The LNP is refusing to make concessions in its war against welfare and the poor. Last week, the Federal Government announced it will begin a trial examining the effectiveness of a cashless welfare card. The card will limit the recipient’s options and control where and when they spend their money.

Parliamentary Secretary to the Prime Minister, Alan Tudge, announced the trials, which were inspired by an idea raised during the indigenous employment review. As many media watchers might already know, this review was the brain-child of magnanimous tycoon Andrew ‘Twiggy’ Forrest. In it, the mining magnate recommended a cashless welfare system which limits the user’s ability to spend money on liquor and gambling.

Now, the Federal Government has decided it will trial the program across the wider Australian welfare landscape.

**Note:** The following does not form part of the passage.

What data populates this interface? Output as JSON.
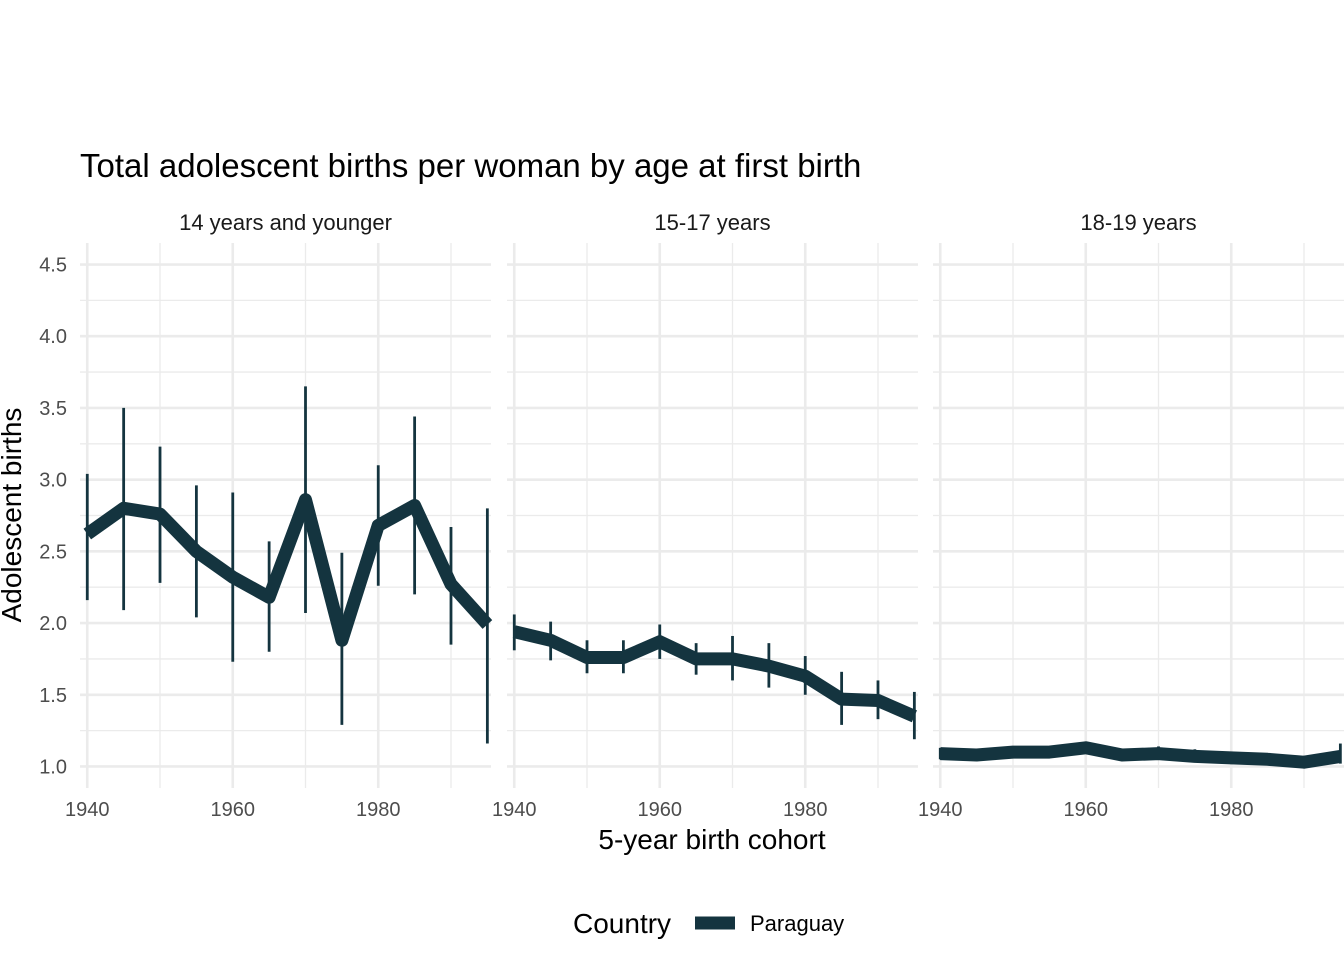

“You could use it for anything, you could use it anywhere – but you simply could not purchase alcohol or gamble with it,” Mr Tudge explained. In the end, the LNP believes that it could form part of successful harm prevention. “This could have a dramatic impact on the community in terms of rates of violence and rates of assaults, particularly against women,” Mr. Tudge said.

Across the chamber, the decision has been met with round disapproval and derision. Greens leader Christine Milne took a swipe at the government, claiming that the idea was doomed form the beginning.

“I think it’s really offensive to all Australians to see our Prime Minister standing up with a wealthy and privileged other white man, a mining magnate, telling people throughout Australia who are less well off how they should manage their income,” the well-spoken senator explained.

Labor Families spokeswoman Jenny Macklin said her party was already on-baord with targeted management (which already occurs in certain instances).

“Labor supports efforts to assist vulnerable Australians in dealing with drug and alcohol abuse,” Ms Macklin said via a written statement. “Labor does not believe that everyone on income support requires income management. But Labor does believe that targeted income management can be helpful for vulnerable Australians.”

Currently, over twenty thousand Australians have their welfare payments processed through a ‘Basics Card’ which limits the recipients ability to spend their payments on alcohol, gambling or other vices.